Teologia

Amor e Liberdade

“Amar ao próximo como a si mesmo.” Mateus 22: 36-40

No capítulo 5 da Epístola aos Gálatas está escrito o seguinte:

“[…] vós, irmãos, fostes chamados à liberdade. Não useis então da liberdade para dar ocasião à carne, mas servi-vos uns aos outros pelo amor. Porque toda a lei se cumpre numa só palavra, nesta: Amarás ao teu próximo como a ti mesmo. Se vós, porém, vos mordeis e devorais uns aos outros, vede não vos consumais também uns aos outros.” Gálatas 5:13-15

A verdadeira liberdade não é liberdade da carne, e sim a da alma “que foi chamada por Deus”. Para o homem obter a liberdade absoluta, precisa entrar no mundo de Deus e se unir com Ele. Em outras palavras, precisa crer que o homem é filho de Deus e viver conforme essa fé.

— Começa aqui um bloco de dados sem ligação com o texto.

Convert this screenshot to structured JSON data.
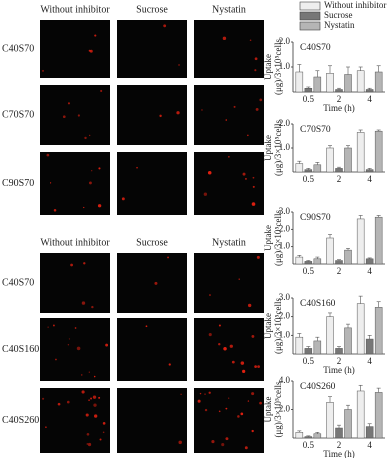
{
  "micrographs": {
    "groups": [
      {
        "headers": [
          "Without inhibitor",
          "Sucrose",
          "Nystatin"
        ],
        "rows": [
          "C40S70",
          "C70S70",
          "C90S70"
        ]
      },
      {
        "headers": [
          "Without inhibitor",
          "Sucrose",
          "Nystatin"
        ],
        "rows": [
          "C40S70",
          "C40S160",
          "C40S260"
        ]
      }
    ]
  },
  "chart_data": [
    {
      "type": "bar",
      "title": "C40S70",
      "y_label": [
        "Uptake",
        "(μg)/3×10⁵cells"
      ],
      "x_label": "Time (h)",
      "categories": [
        "0.5",
        "2",
        "4"
      ],
      "ylim": [
        0,
        2
      ],
      "yticks": [
        {
          "value": 1,
          "label": "1.0"
        },
        {
          "value": 2,
          "label": "2.0"
        }
      ],
      "series": [
        {
          "name": "Without inhibitor",
          "color": "#eeeeee",
          "values": [
            0.8,
            0.75,
            0.85
          ],
          "errors": [
            0.3,
            0.3,
            0.15
          ]
        },
        {
          "name": "Sucrose",
          "color": "#777777",
          "values": [
            0.15,
            0.1,
            0.1
          ],
          "errors": [
            0.05,
            0.05,
            0.05
          ]
        },
        {
          "name": "Nystatin",
          "color": "#b5b5b5",
          "values": [
            0.6,
            0.7,
            0.8
          ],
          "errors": [
            0.25,
            0.3,
            0.25
          ]
        }
      ]
    },
    {
      "type": "bar",
      "title": "C70S70",
      "y_label": [
        "Uptake",
        "(μg)/3×10⁵cells"
      ],
      "categories": [
        "0.5",
        "2",
        "4"
      ],
      "ylim": [
        0,
        2
      ],
      "yticks": [
        {
          "value": 1,
          "label": "1.0"
        },
        {
          "value": 2,
          "label": "2.0"
        }
      ],
      "series": [
        {
          "color": "#eeeeee",
          "values": [
            0.35,
            1.0,
            1.65
          ],
          "errors": [
            0.1,
            0.1,
            0.1
          ]
        },
        {
          "color": "#777777",
          "values": [
            0.1,
            0.15,
            0.1
          ],
          "errors": [
            0.05,
            0.05,
            0.05
          ]
        },
        {
          "color": "#b5b5b5",
          "values": [
            0.3,
            1.0,
            1.7
          ],
          "errors": [
            0.1,
            0.1,
            0.05
          ]
        }
      ]
    },
    {
      "type": "bar",
      "title": "C90S70",
      "y_label": [
        "Uptake",
        "(μg)/3×10⁵cells"
      ],
      "categories": [
        "0.5",
        "2",
        "4"
      ],
      "ylim": [
        0,
        3
      ],
      "yticks": [
        {
          "value": 1,
          "label": "1.0"
        },
        {
          "value": 2,
          "label": "2.0"
        },
        {
          "value": 3,
          "label": "3.0"
        }
      ],
      "series": [
        {
          "color": "#eeeeee",
          "values": [
            0.4,
            1.5,
            2.6
          ],
          "errors": [
            0.1,
            0.2,
            0.2
          ]
        },
        {
          "color": "#777777",
          "values": [
            0.15,
            0.2,
            0.3
          ],
          "errors": [
            0.05,
            0.05,
            0.05
          ]
        },
        {
          "color": "#b5b5b5",
          "values": [
            0.3,
            0.8,
            2.7
          ],
          "errors": [
            0.1,
            0.1,
            0.1
          ]
        }
      ]
    },
    {
      "type": "bar",
      "title": "C40S160",
      "y_label": [
        "Uptake",
        "(μg)/3×10⁵cells"
      ],
      "x_label": "Time (h)",
      "categories": [
        "0.5",
        "2",
        "4"
      ],
      "ylim": [
        0,
        3
      ],
      "yticks": [
        {
          "value": 1,
          "label": "1.0"
        },
        {
          "value": 2,
          "label": "2.0"
        },
        {
          "value": 3,
          "label": "3.0"
        }
      ],
      "series": [
        {
          "color": "#eeeeee",
          "values": [
            0.9,
            2.0,
            2.7
          ],
          "errors": [
            0.2,
            0.2,
            0.4
          ]
        },
        {
          "color": "#777777",
          "values": [
            0.3,
            0.3,
            0.8
          ],
          "errors": [
            0.1,
            0.1,
            0.2
          ]
        },
        {
          "color": "#b5b5b5",
          "values": [
            0.7,
            1.4,
            2.5
          ],
          "errors": [
            0.2,
            0.2,
            0.3
          ]
        }
      ]
    },
    {
      "type": "bar",
      "title": "C40S260",
      "y_label": [
        "Uptake",
        "(μg)/3×10⁵cells"
      ],
      "x_label": "Time (h)",
      "categories": [
        "0.5",
        "2",
        "4"
      ],
      "ylim": [
        0,
        4
      ],
      "yticks": [
        {
          "value": 2,
          "label": "2.0"
        },
        {
          "value": 4,
          "label": "4.0"
        }
      ],
      "series": [
        {
          "color": "#eeeeee",
          "values": [
            0.4,
            2.5,
            3.3
          ],
          "errors": [
            0.1,
            0.4,
            0.4
          ]
        },
        {
          "color": "#777777",
          "values": [
            0.1,
            0.7,
            0.8
          ],
          "errors": [
            0.05,
            0.2,
            0.2
          ]
        },
        {
          "color": "#b5b5b5",
          "values": [
            0.3,
            2.0,
            3.2
          ],
          "errors": [
            0.1,
            0.3,
            0.3
          ]
        }
      ]
    }
  ]
}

O mundo de Deus existe aqui e agora. A nossa natureza verdadeira já é de filho de Deus. e o local dessa nossa origem é o mundo de Deus. A ÚNICA regra existente no universo é esta: “AME“. Somente quem vive o amor do mundo de Deus obtém a verdadeira liberdade, porque Deus é a própria liberdade.

Muitas pessoas, no intuito de obter a liberdade, promovem conflitos reivindicando direitos, maior salário, posse de bens ou títulos. Mas a disputa é contrária à vontade de Deus e jamais conduzirá as pessoas à liberdade. O único caminho que nos conduz à liberdade é o amor. Quem ama torna-se um com a pessoa amada. Por isso, é livre. Quem ama todas as pessoas e todas as coisas torna-se um com todas as pessoas e todas as coisas. Por isso obtém a liberdade absoluta. Esse amor não é amor-apego.

O amor-apego, que faz a pessoa querer controlar o outro, não é amor verdadeiro e não proporciona verdadeira liberdade ao ser humano. O desejo de controlar o outro já é prova de que a pessoa acredita que o outro não age como ele quer. Tal desejo parte da premissa de que existe um conflito que impossibilita a união entre eu e o outro.

O amor é um sentimento que estabelece a união entre o eu e o outro; não é o desejo de atrair o outro para junto de si, mas o de transcender a fronteira do ego e amar o outro como a si mesmo. É o sentimento que elimina o apego ao eu individual e relativo, levando-nos a mentalizar que o outro é filho de Deus e já é feliz. Quando amamos desse modo, tanto o outro como nós próprios somos vivenciados vivificados, salvos e nos tornamos totalmente livres. O amor proporciona a liberdade, anula o relativo e faz com que se manifeste o absoluto. O mundo da Existência Verdadeira é o mundo da plenitude de todas as coisas. Somente nesse mundo existe o verdadeiro amor e a verdadeira liberdade.